The CFPB, created in the aftermath of the Great Recession to curb financial abuses, does not have the authority to cap interest rates.
Payday lenders have long been targeted by state rules, which sometimes include usury caps, but the industry has proven chameleon-like, capable of adapting amid regulatory efforts, consumer advocates say. After Ohio passed a law in 2008 placing a tight interest cap on short-term loans, many lenders shifted into the “mortgage” business — while still offering $500 loans under similar terms.
Payday lenders say their services are being unfairly targeted by regulators, who risk choking off credit to low-income and some middle-class Americans. In addition to payday lending, the CFPB rules also target installment and auto title lenders — business that have grown more popular in states that have tried to curb payday lending.
Dennis Shaul, chief executive of the Community Financial Services Association of America, a payday lending trade group, said in an interview that the CFPB was arbitrarily targeting lenders without proof that the loan terms cause harm.

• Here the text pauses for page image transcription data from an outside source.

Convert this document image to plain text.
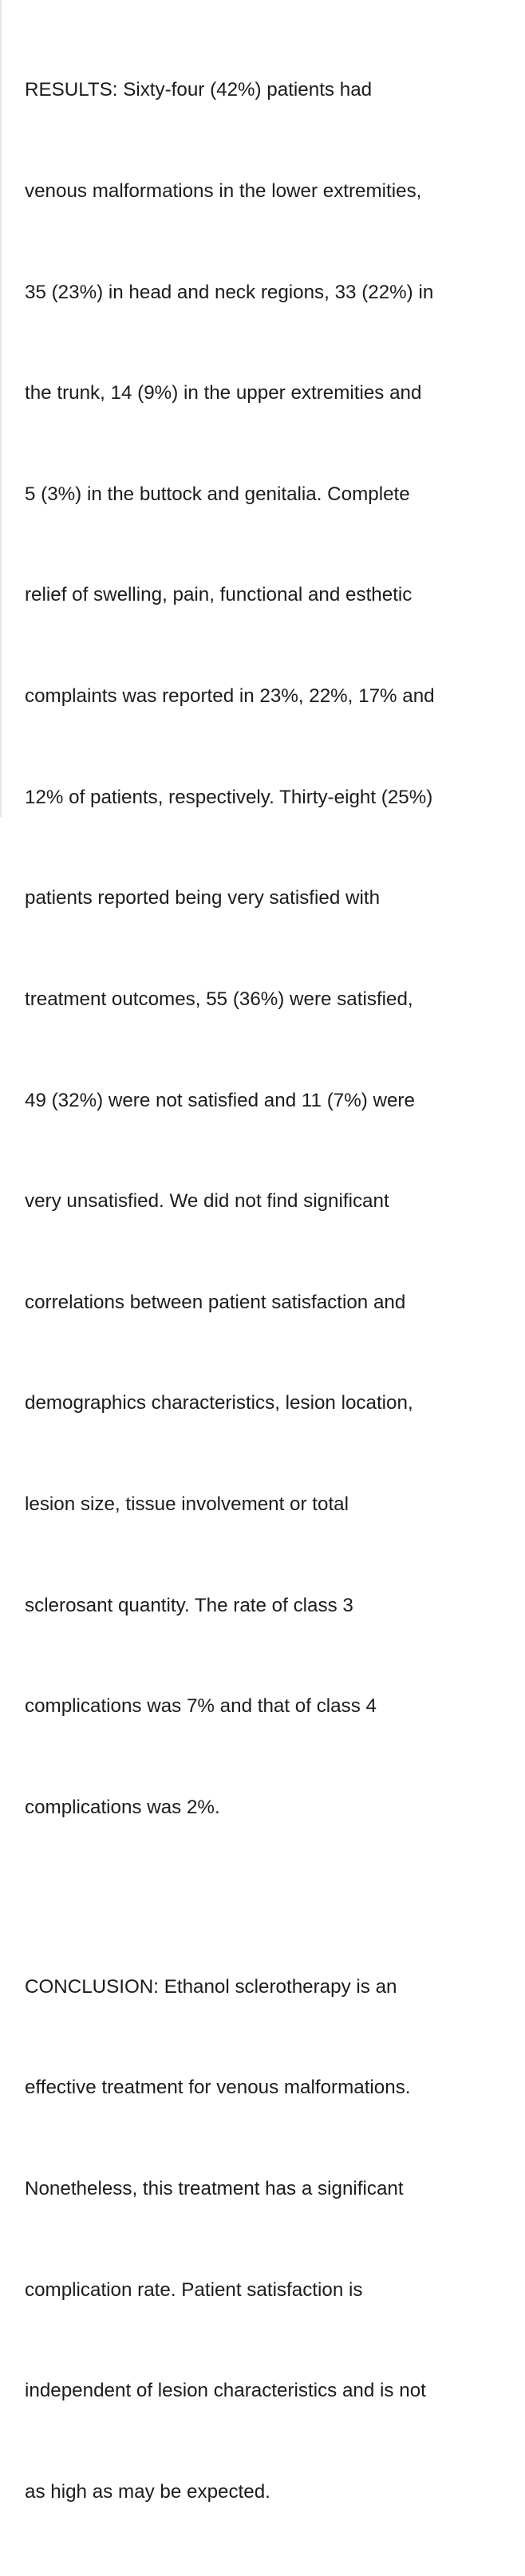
RESULTS: Sixty-four (42%) patients had

venous malformations in the lower extremities,

35 (23%) in head and neck regions, 33 (22%) in

the trunk, 14 (9%) in the upper extremities and

5 (3%) in the buttock and genitalia. Complete

relief of swelling, pain, functional and esthetic

complaints was reported in 23%, 22%, 17% and

12% of patients, respectively. Thirty-eight (25%)

patients reported being very satisfied with

treatment outcomes, 55 (36%) were satisfied,

49 (32%) were not satisfied and 11 (7%) were

very unsatisfied. We did not find significant

correlations between patient satisfaction and

demographics characteristics, lesion location,

lesion size, tissue involvement or total

sclerosant quantity. The rate of class 3

complications was 7% and that of class 4

complications was 2%.

CONCLUSION: Ethanol sclerotherapy is an

effective treatment for venous malformations.

Nonetheless, this treatment has a significant

complication rate. Patient satisfaction is

independent of lesion characteristics and is not

as high as may be expected.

The CFPB said in 2013 that the median payday borrower had an income of $22,476. More than 20 percent of initial loans grow into a series of seven or more loans.
The CFPB proposal "would be particularly damaging to the existing business model and to those who rely on the service or product as a means to smooth out their expenses,” Shaul said.
Though many months could pass before the CFPB issues any firm rules, the proposal offers a glimpse at the agency’s thinking as it faces lobbying from consumer advocates and the payday industry. The proposal released Thursday will still be subject to a review by small business representatives and a public comment period.